SOUTH BURLINGTON — Beta Technologies is willing to slash the number of parking spaces in the first stage of its planned expansion at Burlington International Airport in order to comply with South Burlington’s zoning regulations, officials from the electric aviation company told the city’s development review board Monday night.
Beta’s proposal, which would cut parking from 317 spaces to about 40, could clear the runway for the development review board to issue permits for the project.
“That makes the whole parking discussion a non-issue, correct?” board member Frank Kochman asked after Beta officials described the plan.
“That would be our view as well,” Beta team member Art Klugo replied.
Monday’s meeting followed an unusual decision from the development review board last month to reopen Beta’s application for a proposed 40-acre campus off Route 2, after members had granted the campus’ master plan conditional approval.
The board declined to offer Beta an exemption relating to a portion of the city’s zoning code that bars new buildings from having parking lots at the front of a property. As a result, the burgeoning Vermont employer had threatened to pull out of the project.
At the meeting, board members did not decide whether to approve a revised plan for the project — including the reduced parking — that Beta sent to city officials earlier this month. But a decision on the issue could be published within a week, Marla Keene, South Burlington’s development review planner, said in an interview afterward.
The board voted to close the hearing on Beta’s application after several local residents spoke in favor of the project.
Removing parking spaces was one of four options Beta presented to city officials in early April.

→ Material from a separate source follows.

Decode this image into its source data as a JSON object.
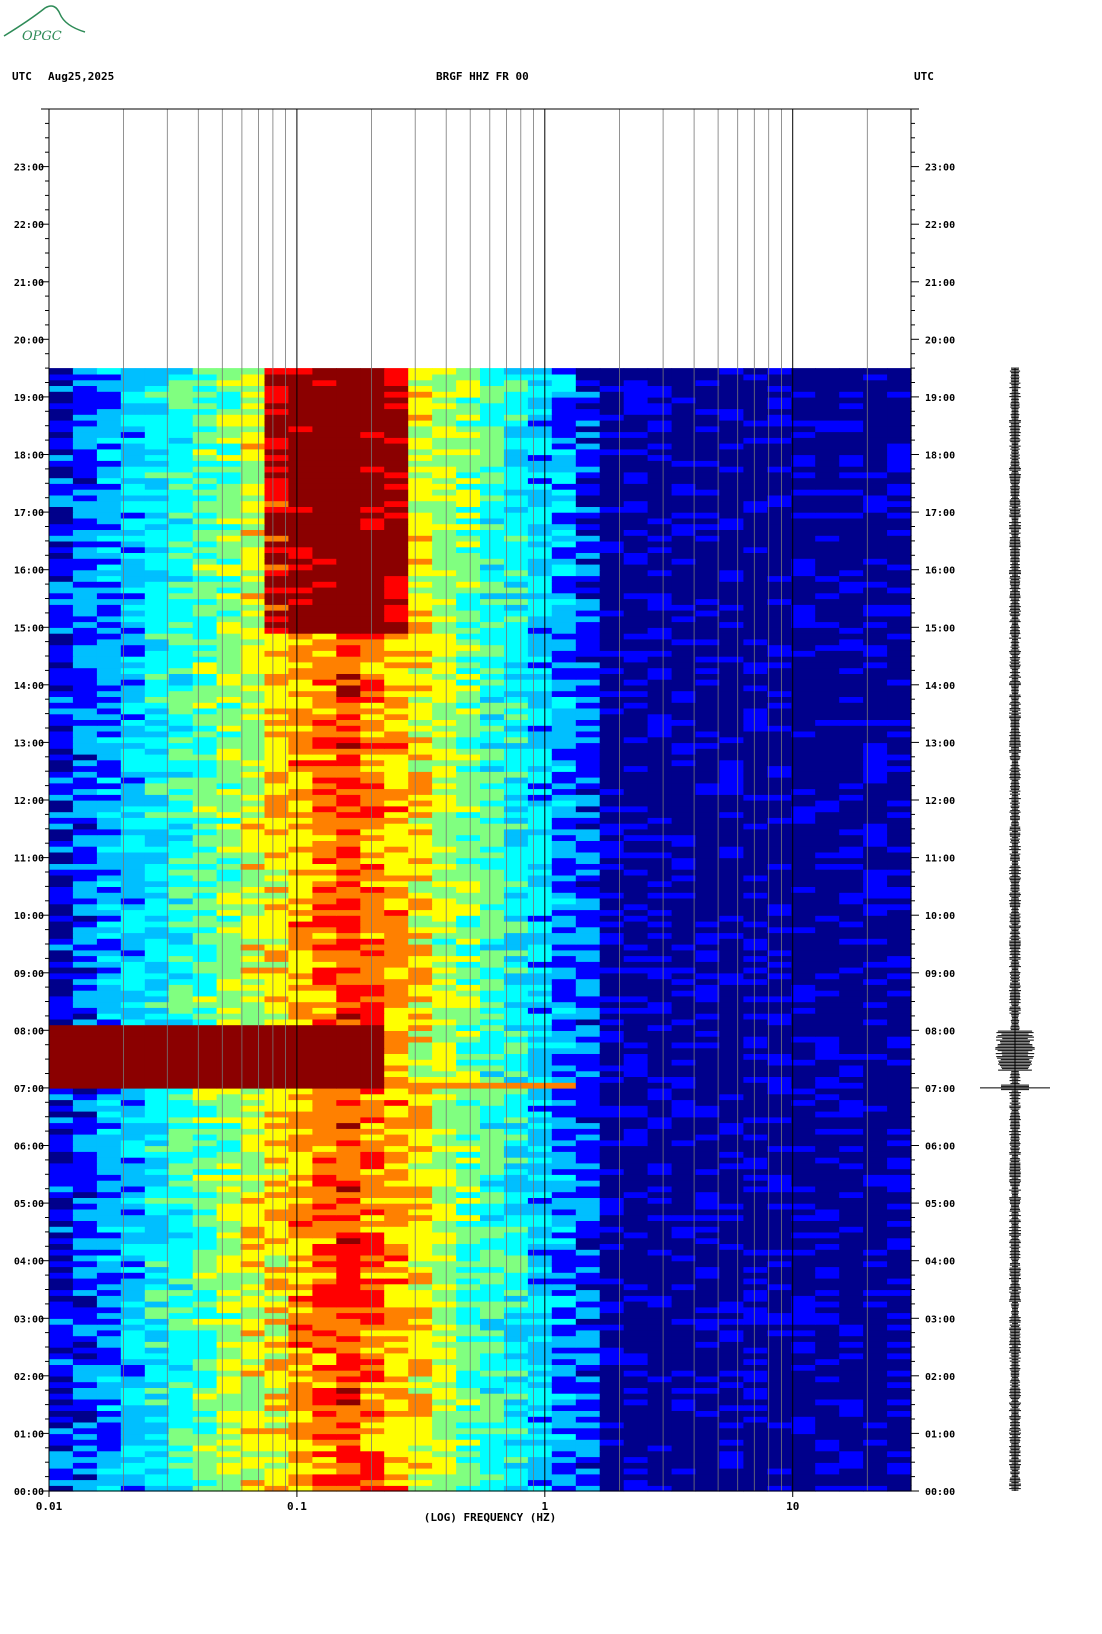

The others included approving the company’s original parking configuration; waiving requirements about the lot’s location relative to the building; or adjusting the construction schedule for a new building located between the previously proposed parking lot and Route 2, also called Williston Road.
Construction of that building would bring the original parking proposal into compliance with city regulations, as it would shield the lot from the street.
But at Monday’s meeting, Klugo said Beta was pushing for the reduced parking option because the company felt it was the quickest way to garner the board’s approval and obtain the necessary permits to move ahead with construction.
“Time is of the essence,” Klugo said. “It is the most important thing for this project.”
By removing most of its proposed parking, Beta would leave only the spaces that it has determined would comply with city zoning regulations.
Klugo said the company also has an agreement with the airport to use additional existing parking there, and would use an electric shuttle bus to bring employees to its new facilities from the airport parking.
According to documents shared during Monday’s meeting, Nic Longo, acting director of aviation for Burlington International Airport, wrote to Beta’s chief operating officer Blain Newton earlier this month stating the airport could make about 200 surface parking lot spaces available for the company’s use, with the option to use space on the fifth level of the airport parking garage if needed.
South Burlington’s development review board received more than a dozen emails this month after it declined to offer an exemption for the parking issue, nearly all of which urged members to let Beta move forward with its project as originally planned, the documents showed.
Among them was a message from John Wilking and Michael Keller, co-chairs of the South Burlington Business Association, who said the project would have a “vital” economic impact on South Burlington and the state.
“We urge the (board) to work with Beta management and do whatever is reasonably necessary to grant Beta the permits it needs,” the co-chairs wrote.
Even if the board approves permits for Beta’s new campus, the parking debate could be rendered moot if provisions under consideration in Montpelier are passed into law. Last week, the state Senate advanced legislation that would prevent municipalities from enforcing parking rules next to an airport owned and operated by a municipality (as the city of Burlington does in the case of Burlington International).
Senators tacked the proposed change onto their version of the state’s annual transportation budget on Friday. It still needs to be approved by the House, which passed a different version of the bill, before it heads to Gov. Phil Scott for approval.
The amendment, which was introduced by South Burlington City Councilor and Senator Thomas Chittenden, D-Chittenden, responded to calls from Scott and other elected officials to accommodate Beta’s request.
Scott urged state legislators to help Beta proceed with its plan last month, echoing the company’s claim that it could move to Plattsburgh, New York, unless the parking requirement was waived.
“I just can’t let that happen. We can’t let that happen,” Scott said at a March 29 press conference.
If it left Vermont, Beta would likely lose about $2.8 million in state grants the Vermont Economic Progress Council conditionally awarded the company if it created a certain number of jobs in the state.
Yet those funds aren’t a major sum for the rapidly growing corporation. Last week, Beta announced its latest round of fundraising hauled in $375 million in investments — $7 million more than it raised during an initial round last year.
After the meeting Monday, South Burlington City Councilor Matt Cota said that he was “pretty confident” the development review board would support the new parking plan.
He called the project “a positive thing for the city, a positive thing for Beta and a positive thing for Vermont.”